I'm walking on Perito Moreno glacier, deep in rural Patagonia. It is one of the few glaciers in Patagonia that is advancing or stable, and for this reason it is often cited by those seeking to disprove global warming. Its unique position in the rain shadow of the Andes ensures huge snowfalls feed the glacier each year. It's one of the over 40 glaciers that flow from the South Patagonian Icefield, the largest in the world outside of Antarctica.

I had spent the previous afternoon with a few fellow travellers from Sweden, Belgium and the U.S. We watched from shore as the afternoon sun warmed the front edge of the glacier and huge chunks of ice plunged into Argentina's largest lake, Lago Argentino. At its front the glacier is four kilometres wide and 80 metres high. Throughout the afternoon thunderous sounds echoed through the valley just before skyscraper sized ice chunks caved from the glacier. They first disappeared below the surface, creating a massive wake, before exploding back through the surface with the same force they sank.

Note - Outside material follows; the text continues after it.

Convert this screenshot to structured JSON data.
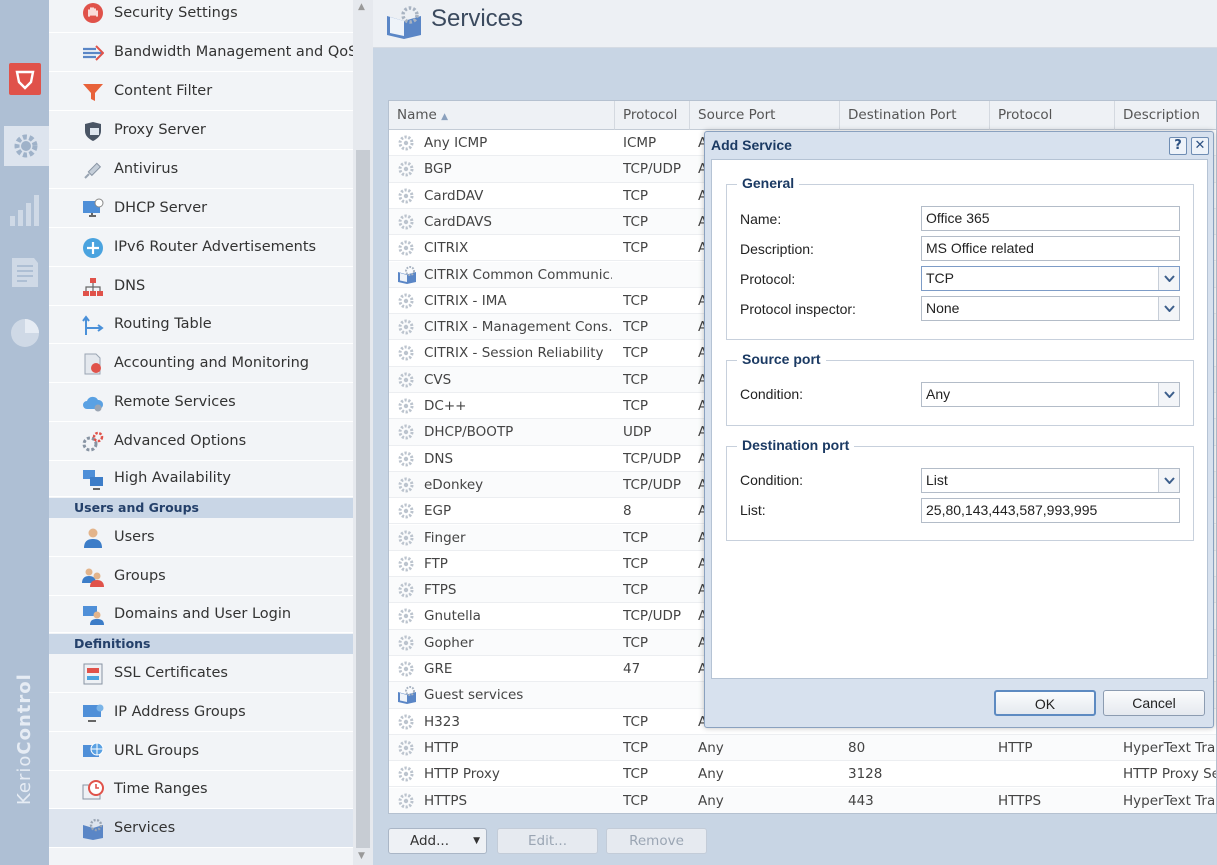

Experienced guides lead the hike on the glacier. To reach the more stable section of the glacier where it was safe for trekking we took a boat across the lake, then hiked for an hour on the moraine parallel to the glacier. Only once I stepped foot on the glacier did I fully understand the vastness of this river of ice. We were each just a dot in this massive ice field. Turquoise melt water flowed on top of the glacier and down through crevasses, creating holes well over 100 metres deep. We walked through a cave that was high enough to stand in and wide enough to brace yourself on each wall as we straddled a fissure deep enough to swallow a man. Frigid melt water ran down the sides of the cave disappearing into the fissure.

Back on the boat I sipped on a Jameson over glacier ice. This is as far south as my journey in Argentina will take me. Back in town I repacked my gear and prepared to move to the village of El Chalten where the real hiking would begin.